Americans outraged by his recent release
The U.S. Department of State today announced a new reward offering a $5 million for information leading to the arrest and/or conviction of Mexican druglord Caro-Quinterounder under the Narcotics Reward Program.
Caro-Quintero had kidnapped, tortured and murdered U.S. Drug Enforcement Administration Special Agent Enrique “Kiki” Camarena in 1985.
The Mexican druglord had served 28 years of a 40-year prison term for his crimes when a Mexican court ordered his release in August 2013 due to procedural grounds.
Caro-Quintero is indicted by the U.S. Attorney’s Office for the Central District of California on many U.S. federal felony charges.
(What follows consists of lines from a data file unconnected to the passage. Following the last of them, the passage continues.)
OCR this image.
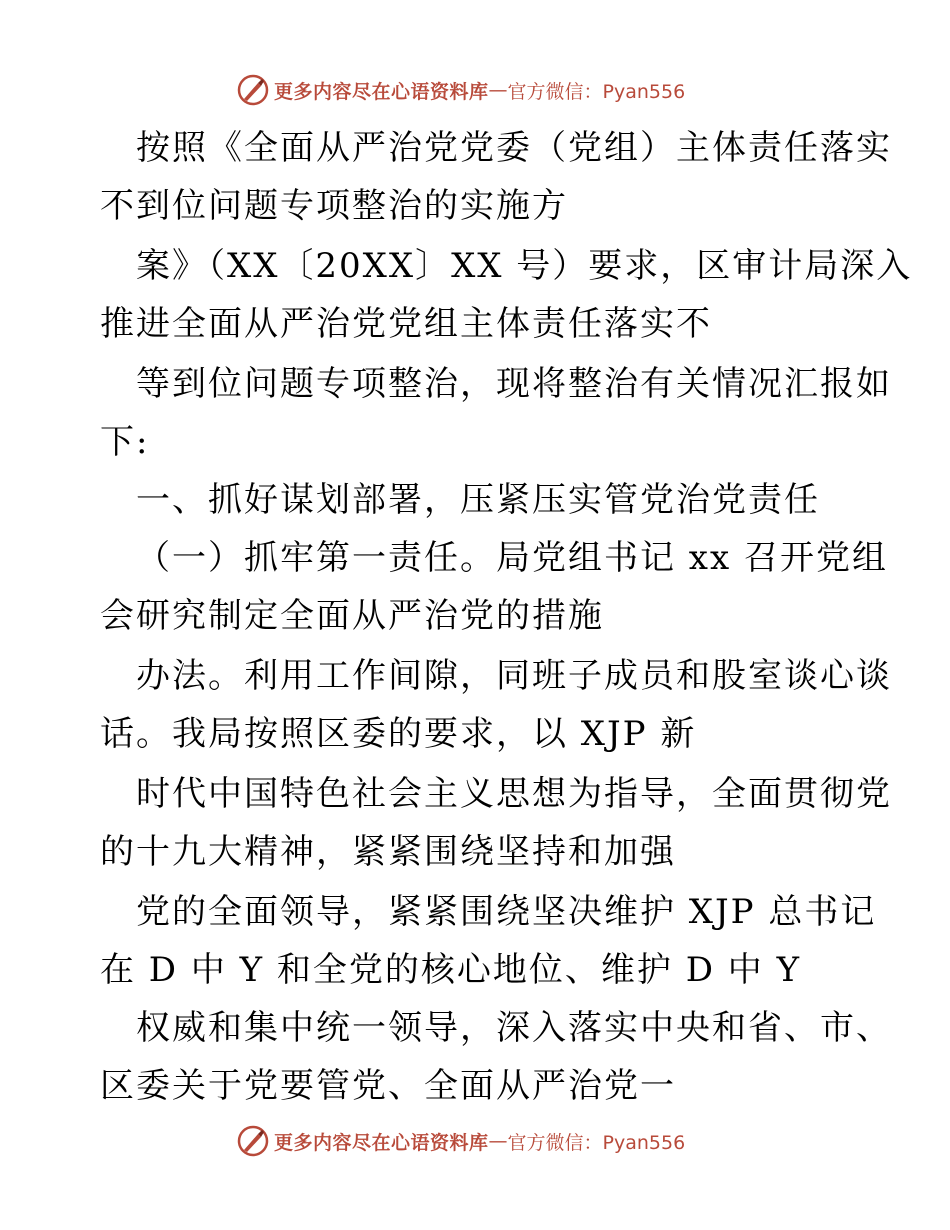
更多内容尽在心语资料库 — 官方微信：Pyan556
按照《全面从严治党党委（党组）主体责任落实
不到位问题专项整治的实施方
案》（XX〔20XX〕XX 号）要求，区审计局深入
推进全面从严治党党组主体责任落实不
等到位问题专项整治，现将整治有关情况汇报如
下:
一、抓好谋划部署，压紧压实管党治党责任
（一）抓牢第一责任。局党组书记 xx 召开党组
会研究制定全面从严治党的措施
办法。利用工作间隙，同班子成员和股室谈心谈
话。我局按照区委的要求，以 XJP 新
时代中国特色社会主义思想为指导，全面贯彻党
的十九大精神，紧紧围绕坚持和加强
党的全面领导，紧紧围绕坚决维护 XJP 总书记
在 D 中 Y 和全党的核心地位、维护 D 中 Y
权威和集中统一领导，深入落实中央和省、市、
区委关于党要管党、全面从严治党一
更多内容尽在心语资料库 — 官方微信：Pyan556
US considered him a fugitive from justice.
American outraged by the release of Quintero
After the release of Quintero, Americans were angry with the decision and triggered another protest when the ruling also dismissed accusations against Caro Quintero of the killings of two other Americans John Clay Walker and Albert Radelat of Fort Worth.
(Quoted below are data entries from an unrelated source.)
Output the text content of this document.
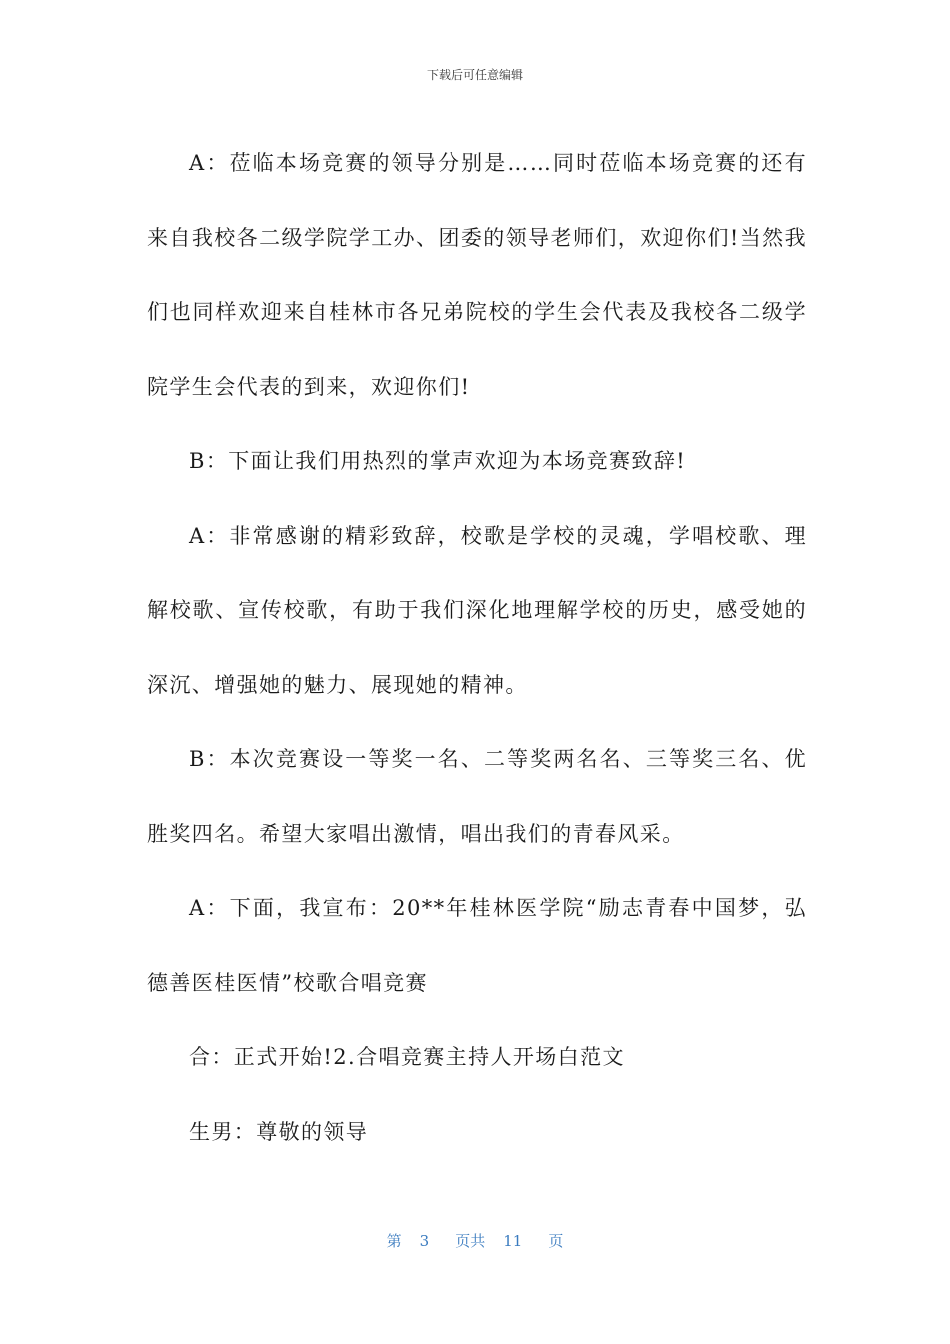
下载后可任意编辑

A：莅临本场竞赛的领导分别是……同时莅临本场竞赛的还有来自我校各二级学院学工办、团委的领导老师们，欢迎你们!当然我们也同样欢迎来自桂林市各兄弟院校的学生会代表及我校各二级学院学生会代表的到来，欢迎你们!

B：下面让我们用热烈的掌声欢迎为本场竞赛致辞!

A：非常感谢的精彩致辞，校歌是学校的灵魂，学唱校歌、理解校歌、宣传校歌，有助于我们深化地理解学校的历史，感受她的深沉、增强她的魅力、展现她的精神。

B：本次竞赛设一等奖一名、二等奖两名名、三等奖三名、优胜奖四名。希望大家唱出激情，唱出我们的青春风采。

A：下面，我宣布：20**年桂林医学院“励志青春中国梦，弘德善医桂医情”校歌合唱竞赛

合：正式开始!2.合唱竞赛主持人开场白范文

生男：尊敬的领导

第 3 页共 11 页
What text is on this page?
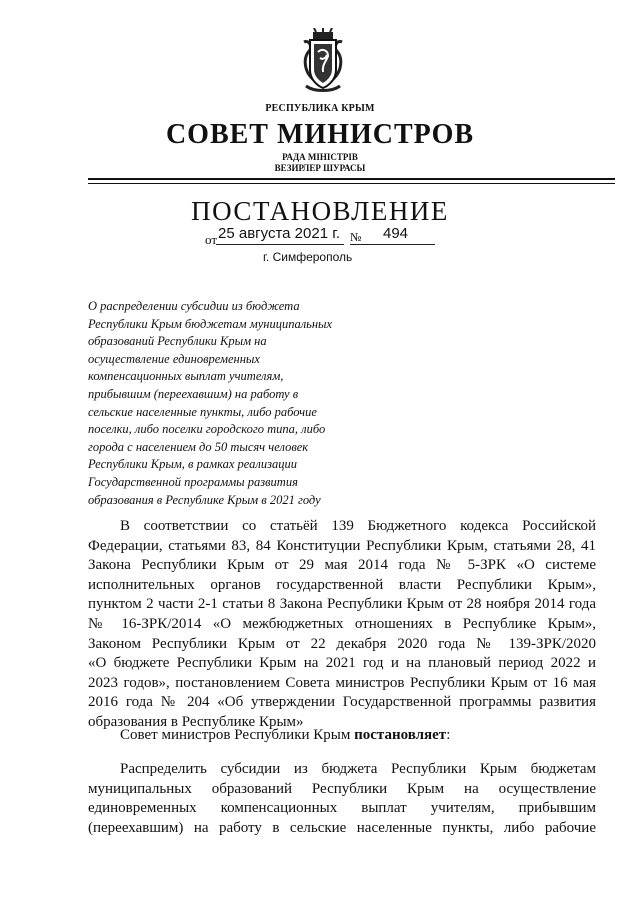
РЕСПУБЛИКА КРЫМ
СОВЕТ МИНИСТРОВ
РАДА МІНІСТРІВ
ВЕЗИРЛЕР ШУРАСЫ
ПОСТАНОВЛЕНИЕ
от 25 августа 2021 г. № 494
г. Симферополь
О распределении субсидии из бюджета
Республики Крым бюджетам муниципальных
образований Республики Крым на
осуществление единовременных
компенсационных выплат учителям,
прибывшим (переехавшим) на работу в
сельские населенные пункты, либо рабочие
поселки, либо поселки городского типа, либо
города с населением до 50 тысяч человек
Республики Крым, в рамках реализации
Государственной программы развития
образования в Республике Крым в 2021 году
В соответствии со статьёй 139 Бюджетного кодекса Российской
Федерации, статьями 83, 84 Конституции Республики Крым, статьями 28, 41
Закона Республики Крым от 29 мая 2014 года № 5-ЗРК «О системе
исполнительных органов государственной власти Республики Крым»,
пунктом 2 части 2-1 статьи 8 Закона Республики Крым от 28 ноября 2014 года
№ 16-ЗРК/2014 «О межбюджетных отношениях в Республике Крым»,
Законом Республики Крым от 22 декабря 2020 года № 139-ЗРК/2020
«О бюджете Республики Крым на 2021 год и на плановый период 2022 и
2023 годов», постановлением Совета министров Республики Крым от 16 мая
2016 года № 204 «Об утверждении Государственной программы развития
образования в Республике Крым»
Совет министров Республики Крым постановляет:
Распределить субсидии из бюджета Республики Крым бюджетам
муниципальных образований Республики Крым на осуществление
единовременных компенсационных выплат учителям, прибывшим
(переехавшим) на работу в сельские населенные пункты, либо рабочие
Reports say the announcement as the country celebrates the Red Ribbon Week in October. The event is the nation’s largest drug prevention effort. It was initiated after Camarena’s death in 1985 and is celebrated nationally every October
The Narcotics Rewards Program was established by Congress in 1986 as a tool to assist the U.S. government in identifying and bringing to justice major violators of U.S. narcotics laws.
The Department’s Bureau of International Narcotics and Law Enforcement Affairs (INL) manages the program in coordination with the Department of Justice and its Federal Bureau of Investigation (FBI) and Drug Enforcement Administration (DEA), the Department of Homeland Security and its Immigration and Customs Enforcement (ICE), and other U.S. agencies.